Oslo Culture Night: The Sign of Four

Welcome to Oslo Culture Night at Oslo Kunstforening on Friday 12 September – we’ll be open in the evening from 17–22.
The Sign of Four is a solo exhibition by Marius Engh – one of Norway’s leading contemporary artists. With a practice spanning over two decades, he has distinguished himself with works that investigate connections between history, archaeology, philosophy, and the cultural landscape of our time. Engh works across a wide range of media – from sculpture and installation to photography, text, printmaking, and publications. Through a conceptually and visually precise formal language, he holds up a mirror to the present in which the past is reflected, casting shadows and inviting a curious engagement from the viewer. Drawing on thorough research and fieldwork, he activates historical materials and symbols, allowing them to emerge in new contexts.
The exhibition The Sign of Four was developed following a research residency in Athens, where Marius Engh examined the relationship between sculpture and landscape, with particular focus on the origins of the pedestal and the portrait bust in the so-called herm sculpture. A herm is an abstract sculptural form rooted in ancient Greece, originally associated with the god Hermes – protector of travelers and commerce. The form evolved from a simple stone marker into a rectangular pillar topped with a portrait bust. In antiquity, herms served both as altars and as markers in the landscape, placed at borders, crossroads, marketplaces, and sacred sites.
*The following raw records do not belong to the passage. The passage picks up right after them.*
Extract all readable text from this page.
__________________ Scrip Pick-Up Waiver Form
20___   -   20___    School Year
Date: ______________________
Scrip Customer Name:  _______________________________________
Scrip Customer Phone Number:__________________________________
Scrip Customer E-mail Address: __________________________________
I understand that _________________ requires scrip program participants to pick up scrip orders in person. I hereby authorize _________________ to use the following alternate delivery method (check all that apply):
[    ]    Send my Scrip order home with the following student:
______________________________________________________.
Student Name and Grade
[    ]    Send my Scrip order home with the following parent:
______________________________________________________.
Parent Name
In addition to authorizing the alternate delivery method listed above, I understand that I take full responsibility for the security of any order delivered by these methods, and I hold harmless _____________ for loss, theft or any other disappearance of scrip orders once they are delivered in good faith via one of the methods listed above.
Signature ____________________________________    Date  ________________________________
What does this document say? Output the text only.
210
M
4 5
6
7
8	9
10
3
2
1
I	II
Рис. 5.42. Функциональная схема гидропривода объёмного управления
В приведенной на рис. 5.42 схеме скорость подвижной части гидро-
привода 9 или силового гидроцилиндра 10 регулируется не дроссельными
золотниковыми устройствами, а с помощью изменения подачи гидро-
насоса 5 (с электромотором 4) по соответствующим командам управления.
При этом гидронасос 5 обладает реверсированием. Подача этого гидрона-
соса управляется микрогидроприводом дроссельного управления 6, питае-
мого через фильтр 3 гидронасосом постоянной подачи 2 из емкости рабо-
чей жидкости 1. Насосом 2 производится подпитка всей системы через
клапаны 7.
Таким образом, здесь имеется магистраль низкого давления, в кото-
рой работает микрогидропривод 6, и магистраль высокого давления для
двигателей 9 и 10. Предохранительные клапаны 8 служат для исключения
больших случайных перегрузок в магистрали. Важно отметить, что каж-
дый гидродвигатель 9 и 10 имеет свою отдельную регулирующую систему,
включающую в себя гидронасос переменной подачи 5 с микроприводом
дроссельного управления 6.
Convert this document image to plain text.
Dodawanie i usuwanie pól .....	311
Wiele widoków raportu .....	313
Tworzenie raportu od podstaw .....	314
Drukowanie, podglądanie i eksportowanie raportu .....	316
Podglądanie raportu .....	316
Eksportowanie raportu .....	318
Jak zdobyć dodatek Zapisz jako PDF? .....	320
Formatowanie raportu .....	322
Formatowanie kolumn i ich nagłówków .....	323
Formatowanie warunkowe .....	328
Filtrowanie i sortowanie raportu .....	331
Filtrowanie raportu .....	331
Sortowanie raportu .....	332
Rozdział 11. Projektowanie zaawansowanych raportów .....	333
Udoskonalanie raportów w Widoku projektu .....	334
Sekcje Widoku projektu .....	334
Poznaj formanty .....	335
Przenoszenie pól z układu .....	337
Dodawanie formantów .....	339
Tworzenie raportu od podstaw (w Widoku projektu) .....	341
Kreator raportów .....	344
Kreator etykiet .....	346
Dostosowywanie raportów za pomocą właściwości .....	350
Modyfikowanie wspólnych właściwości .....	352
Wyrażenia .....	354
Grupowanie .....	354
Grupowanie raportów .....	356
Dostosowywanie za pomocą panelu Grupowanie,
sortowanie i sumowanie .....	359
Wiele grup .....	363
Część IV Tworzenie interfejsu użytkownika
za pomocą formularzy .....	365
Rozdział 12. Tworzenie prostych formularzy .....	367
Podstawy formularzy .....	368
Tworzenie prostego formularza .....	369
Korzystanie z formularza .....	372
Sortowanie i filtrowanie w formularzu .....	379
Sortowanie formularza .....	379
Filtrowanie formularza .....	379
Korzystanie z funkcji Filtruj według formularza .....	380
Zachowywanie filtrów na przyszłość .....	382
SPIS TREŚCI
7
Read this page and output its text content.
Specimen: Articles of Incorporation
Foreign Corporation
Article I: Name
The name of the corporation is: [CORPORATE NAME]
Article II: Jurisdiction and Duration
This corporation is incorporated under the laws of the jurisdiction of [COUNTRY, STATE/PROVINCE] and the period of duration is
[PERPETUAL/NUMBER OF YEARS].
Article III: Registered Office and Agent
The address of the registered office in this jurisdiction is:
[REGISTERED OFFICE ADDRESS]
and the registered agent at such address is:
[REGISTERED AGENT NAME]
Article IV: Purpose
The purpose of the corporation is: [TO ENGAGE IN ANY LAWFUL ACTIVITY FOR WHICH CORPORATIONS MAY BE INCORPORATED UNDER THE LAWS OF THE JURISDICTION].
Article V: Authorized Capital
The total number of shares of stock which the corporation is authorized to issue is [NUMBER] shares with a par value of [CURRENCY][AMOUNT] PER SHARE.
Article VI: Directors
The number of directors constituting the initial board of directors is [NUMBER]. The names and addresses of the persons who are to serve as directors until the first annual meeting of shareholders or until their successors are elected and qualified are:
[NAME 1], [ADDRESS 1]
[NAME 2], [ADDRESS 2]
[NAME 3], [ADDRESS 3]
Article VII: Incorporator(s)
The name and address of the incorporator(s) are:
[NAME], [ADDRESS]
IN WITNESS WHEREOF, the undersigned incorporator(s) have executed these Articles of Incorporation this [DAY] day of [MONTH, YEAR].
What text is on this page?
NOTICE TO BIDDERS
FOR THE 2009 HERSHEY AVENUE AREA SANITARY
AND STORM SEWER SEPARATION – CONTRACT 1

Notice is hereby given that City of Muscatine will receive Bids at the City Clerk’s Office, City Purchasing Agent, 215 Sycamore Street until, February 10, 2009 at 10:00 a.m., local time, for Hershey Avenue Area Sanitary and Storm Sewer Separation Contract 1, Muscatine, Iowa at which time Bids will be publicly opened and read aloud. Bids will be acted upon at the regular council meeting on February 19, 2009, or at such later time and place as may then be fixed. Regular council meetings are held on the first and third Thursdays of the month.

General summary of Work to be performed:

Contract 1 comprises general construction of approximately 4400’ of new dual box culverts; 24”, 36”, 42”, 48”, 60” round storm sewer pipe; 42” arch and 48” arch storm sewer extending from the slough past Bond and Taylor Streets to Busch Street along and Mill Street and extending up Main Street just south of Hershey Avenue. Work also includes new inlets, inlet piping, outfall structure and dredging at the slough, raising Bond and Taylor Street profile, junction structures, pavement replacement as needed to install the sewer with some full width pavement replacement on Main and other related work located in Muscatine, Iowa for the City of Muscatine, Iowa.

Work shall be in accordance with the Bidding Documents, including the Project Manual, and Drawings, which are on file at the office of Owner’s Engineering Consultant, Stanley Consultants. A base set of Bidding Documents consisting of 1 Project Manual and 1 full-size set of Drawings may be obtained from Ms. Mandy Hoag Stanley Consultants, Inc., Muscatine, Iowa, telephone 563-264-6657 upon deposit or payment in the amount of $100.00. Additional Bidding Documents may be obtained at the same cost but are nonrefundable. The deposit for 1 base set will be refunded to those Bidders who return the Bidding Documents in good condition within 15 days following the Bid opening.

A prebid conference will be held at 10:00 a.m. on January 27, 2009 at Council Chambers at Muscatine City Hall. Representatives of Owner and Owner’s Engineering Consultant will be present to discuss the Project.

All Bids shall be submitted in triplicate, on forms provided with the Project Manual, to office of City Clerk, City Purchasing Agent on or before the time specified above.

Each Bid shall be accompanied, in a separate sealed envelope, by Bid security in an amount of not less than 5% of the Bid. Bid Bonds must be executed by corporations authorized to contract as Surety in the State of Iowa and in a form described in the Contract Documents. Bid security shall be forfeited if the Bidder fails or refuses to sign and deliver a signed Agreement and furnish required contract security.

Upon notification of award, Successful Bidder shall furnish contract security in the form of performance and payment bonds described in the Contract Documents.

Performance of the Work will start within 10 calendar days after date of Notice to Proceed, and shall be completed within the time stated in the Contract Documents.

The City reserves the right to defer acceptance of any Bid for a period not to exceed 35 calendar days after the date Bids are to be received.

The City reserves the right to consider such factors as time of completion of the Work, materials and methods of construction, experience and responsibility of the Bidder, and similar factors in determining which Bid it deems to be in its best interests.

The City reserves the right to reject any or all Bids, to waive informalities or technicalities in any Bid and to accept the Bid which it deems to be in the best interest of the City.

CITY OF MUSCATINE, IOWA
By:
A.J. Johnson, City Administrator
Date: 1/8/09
Over time, not only Hermes himself but also people associated with his attributes were honored through portraiture – a tradition that can be seen as an extension of the herm sculpture.
In The Sign of Four, Engh draws lines between ancient ideas of borders and movement, symbolic language and systems of value, examining how these – from oracular prophecy to the notion of universal balance – continue to echo in, and challenge, our present day.